Saturday, September 11, 2010

Judaic Art -Where's the Connection?

Custom Torah Pointer (yod)
Tomorrow I will get together with 7 other "Judaica artists."  I know two of them-noted photographer Bill Aron, and Rhonda Kap, a metalsmith, not unlike myself. The three of us used to display and sell at the wonderful Temple Isaiah Festival of Jewish Artists, in Los Angeles. It was an annual ritual for us, every November each year. It was one of the first  high quality shows of Jewish art, and a model for others to aspire to, around the country. Artists were juried into the show, and came from many countries. That festival was a gift to the Jewish community of Los Angeles for 25 years. I was privileged to be there for about 23 of those years, and when it ended, I felt a void in my November.

So what is Jewish Art? Is it art created only by Jewish artists? Or can anyone create Jewish art, as long as it contains some Jewish symbolism or conveys a story relevant to the Jewish experience? Perhaps it is art that is principally enjoyed and understood by Jewish people. Probably it is some combination of all, with a few other definitions thrown in as well. Some of it is functional and is used for ritual purposes.Some is purely decorative, and some is abstract and emotive.  I think that those of us who create this art, and those of us who appreciate it and perhaps collect it, feel that we know it when we see it!!

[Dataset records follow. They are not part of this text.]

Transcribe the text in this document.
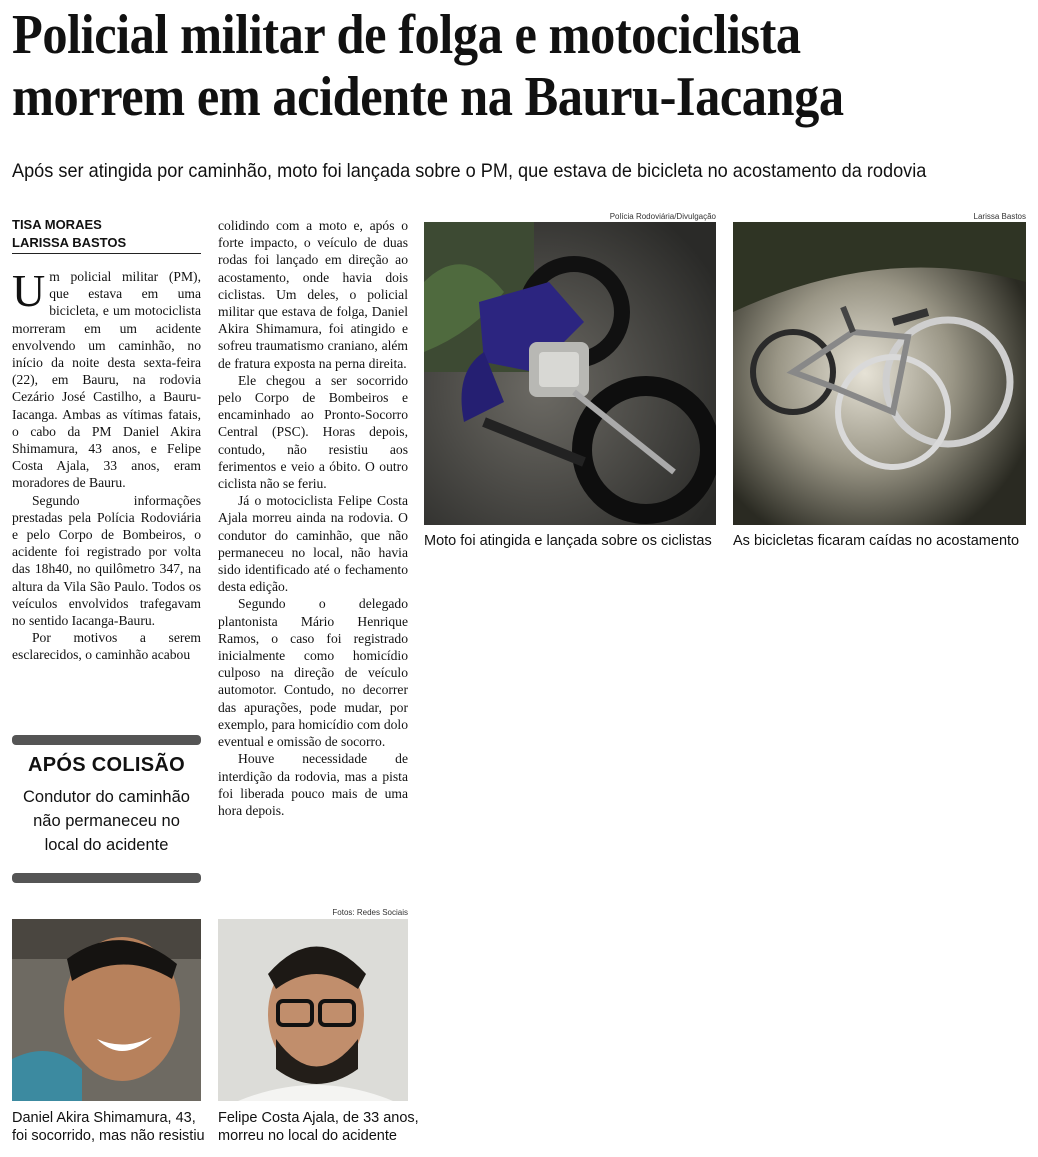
Policial militar de folga e motociclista
morrem em acidente na Bauru-Iacanga
Após ser atingida por caminhão, moto foi lançada sobre o PM, que estava de bicicleta no acostamento da rodovia
TISA MORAES
LARISSA BASTOS

Um policial militar (PM), que estava em uma bicicleta, e um motociclista morreram em um acidente envolvendo um caminhão, no início da noite desta sexta-feira (22), em Bauru, na rodovia Cezário José Castilho, a Bauru-Iacanga. Ambas as vítimas fatais, o cabo da PM Daniel Akira Shimamura, 43 anos, e Felipe Costa Ajala, 33 anos, eram moradores de Bauru.

Segundo informações prestadas pela Polícia Rodoviária e pelo Corpo de Bombeiros, o acidente foi registrado por volta das 18h40, no quilômetro 347, na altura da Vila São Paulo. Todos os veículos envolvidos trafegavam no sentido Iacanga-Bauru.

Por motivos a serem esclarecidos, o caminhão acabou

APÓS COLISÃO

Condutor do caminhão

não permaneceu no

local do acidente

colidindo com a moto e, após o forte impacto, o veículo de duas rodas foi lançado em direção ao acostamento, onde havia dois ciclistas. Um deles, o policial militar que estava de folga, Daniel Akira Shimamura, foi atingido e sofreu traumatismo craniano, além de fratura exposta na perna direita.

Ele chegou a ser socorrido pelo Corpo de Bombeiros e encaminhado ao Pronto-Socorro Central (PSC). Horas depois, contudo, não resistiu aos ferimentos e veio a óbito. O outro ciclista não se feriu.

Já o motociclista Felipe Costa Ajala morreu ainda na rodovia. O condutor do caminhão, que não permaneceu no local, não havia sido identificado até o fechamento desta edição.

Segundo o delegado plantonista Mário Henrique Ramos, o caso foi registrado inicialmente como homicídio culposo na direção de veículo automotor. Contudo, no decorrer das apurações, pode mudar, por exemplo, para homicídio com dolo eventual e omissão de socorro.

Houve necessidade de interdição da rodovia, mas a pista foi liberada pouco mais de uma hora depois.

Polícia Rodoviária/Divulgação
Moto foi atingida e lançada sobre os ciclistas
Larissa Bastos
As bicicletas ficaram caídas no acostamento
Fotos: Redes Sociais
Daniel Akira Shimamura, 43,
foi socorrido, mas não resistiu
Felipe Costa Ajala, de 33 anos,
morreu no local do acidente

So, tomorrow is the artists' reception for the Judaic Art Exhibit at the Finegood Art Gallery, at the Jewish Community Center, in West Hills, a distant suburb of Los Angeles. Los Angeles has one of the largest Jewish populations in the world. We are now in the time period right between Rosh Hashanah and Yom Kippur, real heavyweights on the Jewish calendar. Jews are really feeling Jewish now, even if they feel less so during the rest of the year. Will they turn out in droves for this exhibit? I hope so. Hundreds of years ago, patrons supported their favorite artists. The artist held a position of respect in the community, and did not have to worry about selling his (mostly) creations. Patrons made it possible for the artists to continue working just as artists, while being able to support their families. Were the artists constrained in their artistic styles? Did they have artistic freedom over what they created?  I'm not sure, but it's fun to fantasize about having a patron who will pay for all materials plus a generous salary so we can work as we desire without a care!!
House of God Mezuzah

Seriously, I hope lots of people turn out for this reception tomorrow. I know the exhibit organizers have worked hard, and I also know that all visitors will be in for a real treat!


  1. Great post Miss Ruth. Hope the reception went well. Wish i could have been there.

  2. Thanks, Lora! It was a beautiful day!!